If school integration had fulfilled its promise, as it might have done, academic achievement would now be more randomly distributed among social groups. There would be far less need for affirmative action in college admissions. It is one of the tragic ironies of the past half century that the desegregation of public schools occurred just when, after many decades of teacher indoctrination, progressivism successfully abolished an emphasis on traditional academic content. By the 1970s and 1980s the public schools into which black and white first graders were integrated were places where the cultural lore necessary to full participation in society was inconsistently taught. Some children were exposed to the necessary vocabulary and knowledge at home. Those who lacked exposure to literate culture outside school received it nowhere.

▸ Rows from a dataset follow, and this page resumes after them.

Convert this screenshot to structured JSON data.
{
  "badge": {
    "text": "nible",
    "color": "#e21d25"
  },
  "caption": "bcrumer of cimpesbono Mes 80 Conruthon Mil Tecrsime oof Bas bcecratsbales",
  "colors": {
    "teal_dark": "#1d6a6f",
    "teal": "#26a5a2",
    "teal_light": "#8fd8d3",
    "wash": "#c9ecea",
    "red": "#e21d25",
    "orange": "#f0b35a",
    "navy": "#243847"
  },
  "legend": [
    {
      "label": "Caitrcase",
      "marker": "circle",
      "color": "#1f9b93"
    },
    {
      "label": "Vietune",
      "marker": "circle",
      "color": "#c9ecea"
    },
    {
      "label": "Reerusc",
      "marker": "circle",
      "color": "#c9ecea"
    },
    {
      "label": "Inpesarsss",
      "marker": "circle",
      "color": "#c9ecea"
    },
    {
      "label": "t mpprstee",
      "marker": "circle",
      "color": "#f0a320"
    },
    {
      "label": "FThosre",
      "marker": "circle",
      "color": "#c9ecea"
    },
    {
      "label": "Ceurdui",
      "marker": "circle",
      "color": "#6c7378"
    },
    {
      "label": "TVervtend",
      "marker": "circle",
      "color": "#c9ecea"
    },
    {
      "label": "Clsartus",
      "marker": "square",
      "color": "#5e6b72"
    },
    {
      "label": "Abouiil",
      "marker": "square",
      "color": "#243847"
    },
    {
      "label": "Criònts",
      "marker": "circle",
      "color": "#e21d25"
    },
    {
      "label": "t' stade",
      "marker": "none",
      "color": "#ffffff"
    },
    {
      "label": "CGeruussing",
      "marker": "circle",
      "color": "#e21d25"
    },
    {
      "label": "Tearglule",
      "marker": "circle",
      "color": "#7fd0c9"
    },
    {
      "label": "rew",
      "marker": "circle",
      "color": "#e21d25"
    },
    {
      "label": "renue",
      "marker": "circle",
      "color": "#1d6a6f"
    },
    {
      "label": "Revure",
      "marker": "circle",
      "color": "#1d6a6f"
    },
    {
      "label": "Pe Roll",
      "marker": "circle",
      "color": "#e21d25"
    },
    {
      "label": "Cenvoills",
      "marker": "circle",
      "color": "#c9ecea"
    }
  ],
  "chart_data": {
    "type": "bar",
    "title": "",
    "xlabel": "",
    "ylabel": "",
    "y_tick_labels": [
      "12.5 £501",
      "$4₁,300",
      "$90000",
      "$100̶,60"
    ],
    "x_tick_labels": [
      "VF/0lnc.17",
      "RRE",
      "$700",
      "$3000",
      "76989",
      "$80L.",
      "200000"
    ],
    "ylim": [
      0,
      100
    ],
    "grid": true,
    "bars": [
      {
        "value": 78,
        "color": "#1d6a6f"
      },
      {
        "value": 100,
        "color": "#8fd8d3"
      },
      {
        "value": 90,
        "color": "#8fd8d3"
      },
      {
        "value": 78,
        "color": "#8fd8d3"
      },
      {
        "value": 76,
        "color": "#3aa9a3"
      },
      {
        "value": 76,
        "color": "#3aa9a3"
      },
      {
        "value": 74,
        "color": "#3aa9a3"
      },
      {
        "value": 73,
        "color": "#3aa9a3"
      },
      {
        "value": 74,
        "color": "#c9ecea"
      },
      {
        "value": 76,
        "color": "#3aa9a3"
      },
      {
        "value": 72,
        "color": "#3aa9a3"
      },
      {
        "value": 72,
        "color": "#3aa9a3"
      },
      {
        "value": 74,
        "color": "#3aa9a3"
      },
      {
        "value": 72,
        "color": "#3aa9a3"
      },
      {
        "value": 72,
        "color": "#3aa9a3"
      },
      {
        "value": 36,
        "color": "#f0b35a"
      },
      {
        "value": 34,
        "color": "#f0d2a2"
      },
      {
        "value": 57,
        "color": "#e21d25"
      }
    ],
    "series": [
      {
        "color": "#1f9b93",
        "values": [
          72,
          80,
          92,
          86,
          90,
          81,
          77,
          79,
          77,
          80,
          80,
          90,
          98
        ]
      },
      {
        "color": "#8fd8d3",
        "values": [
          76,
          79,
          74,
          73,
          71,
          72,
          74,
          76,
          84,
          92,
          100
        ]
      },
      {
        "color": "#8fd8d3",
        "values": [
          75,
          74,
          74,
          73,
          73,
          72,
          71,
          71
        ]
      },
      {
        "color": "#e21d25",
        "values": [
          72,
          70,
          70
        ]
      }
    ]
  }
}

At the moment of highest hope, the triumph of antiacademic romanticism foreclosed the chance that school integration would equalize academic achievement and foster social justice.

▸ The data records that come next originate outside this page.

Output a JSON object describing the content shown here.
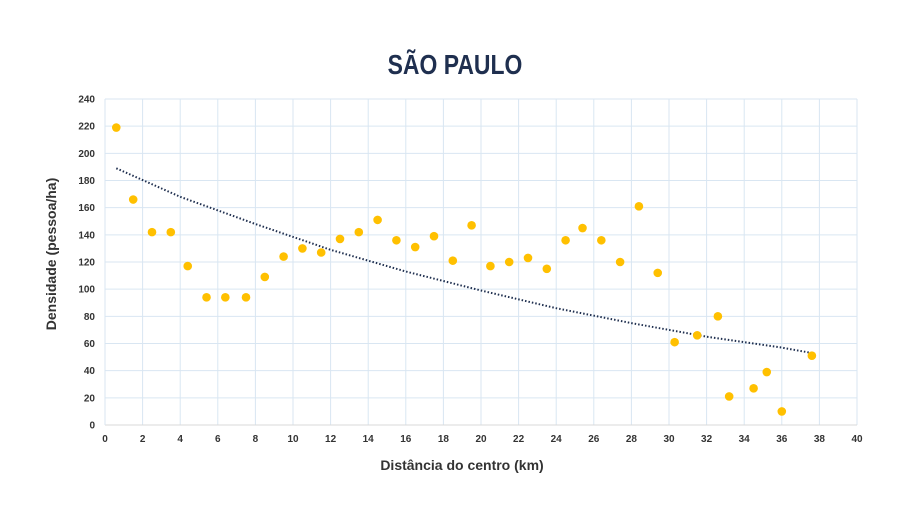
{
  "chart_data": {
    "type": "scatter",
    "title": "SÃO PAULO",
    "xlabel": "Distância do centro (km)",
    "ylabel": "Densidade (pessoa/ha)",
    "xlim": [
      0,
      40
    ],
    "ylim": [
      0,
      240
    ],
    "x_ticks": [
      0,
      2,
      4,
      6,
      8,
      10,
      12,
      14,
      16,
      18,
      20,
      22,
      24,
      26,
      28,
      30,
      32,
      34,
      36,
      38,
      40
    ],
    "y_ticks": [
      0,
      20,
      40,
      60,
      80,
      100,
      120,
      140,
      160,
      180,
      200,
      220,
      240
    ],
    "grid": true,
    "legend": "none",
    "point_color": "#FFC000",
    "trendline_color": "#1F2F4F",
    "series": [
      {
        "x": [
          0.6,
          1.5,
          2.5,
          3.5,
          4.4,
          5.4,
          6.4,
          7.5,
          8.5,
          9.5,
          10.5,
          11.5,
          12.5,
          13.5,
          14.5,
          15.5,
          16.5,
          17.5,
          18.5,
          19.5,
          20.5,
          21.5,
          22.5,
          23.5,
          24.5,
          25.4,
          26.4,
          27.4,
          28.4,
          29.4,
          30.3,
          31.5,
          32.6,
          33.2,
          34.5,
          35.2,
          36.0,
          37.6
        ],
        "y": [
          219,
          166,
          142,
          142,
          117,
          94,
          94,
          94,
          109,
          124,
          130,
          127,
          137,
          142,
          151,
          136,
          131,
          139,
          121,
          147,
          117,
          120,
          123,
          115,
          136,
          145,
          136,
          120,
          161,
          112,
          61,
          66,
          80,
          21,
          27,
          39,
          10,
          51
        ]
      }
    ],
    "trendline": {
      "type": "exponential",
      "x": [
        0.6,
        4,
        8,
        12,
        16,
        20,
        24,
        28,
        32,
        36,
        37.6
      ],
      "y": [
        189,
        168,
        148,
        129,
        113,
        99,
        86,
        75,
        65,
        57,
        53
      ]
    }
  }
}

For Jefferson, Mann, and Du Bois, the animating purpose of democratic education was to make everyone’s life chances independent of who one’s parents were. They knew only one way to do this—through the device of the "common school" with a common curriculum. Each child in a grade must learn what he or she needs to know in order to be ready to learn the lessons of the next grade. Education is a slow and cumulative process. Knowledge builds upon knowledge, skill upon skill. With an effective curriculum and hard work, the children of the poor can catch up with the children of the rich.

Du Bois was himself the product of the New England common school and would have scorned the sentimental notion that each child should have his or her own special curriculum suited to his or her personality. Yet a recent issue of the widely read professional magazine Educational Leadership once again attacks such commonality in favor of the romantic ideal of "personalized learning." All innocent of the irony, the editors have placed on the cover a photograph of a young African-American boy. "Common learning" would have been a better theme. The re-creation of the common school is the chief unfinished business of the civil rights movement. Public education in a democracy has no more right to segregated knowledge than to segregated schools.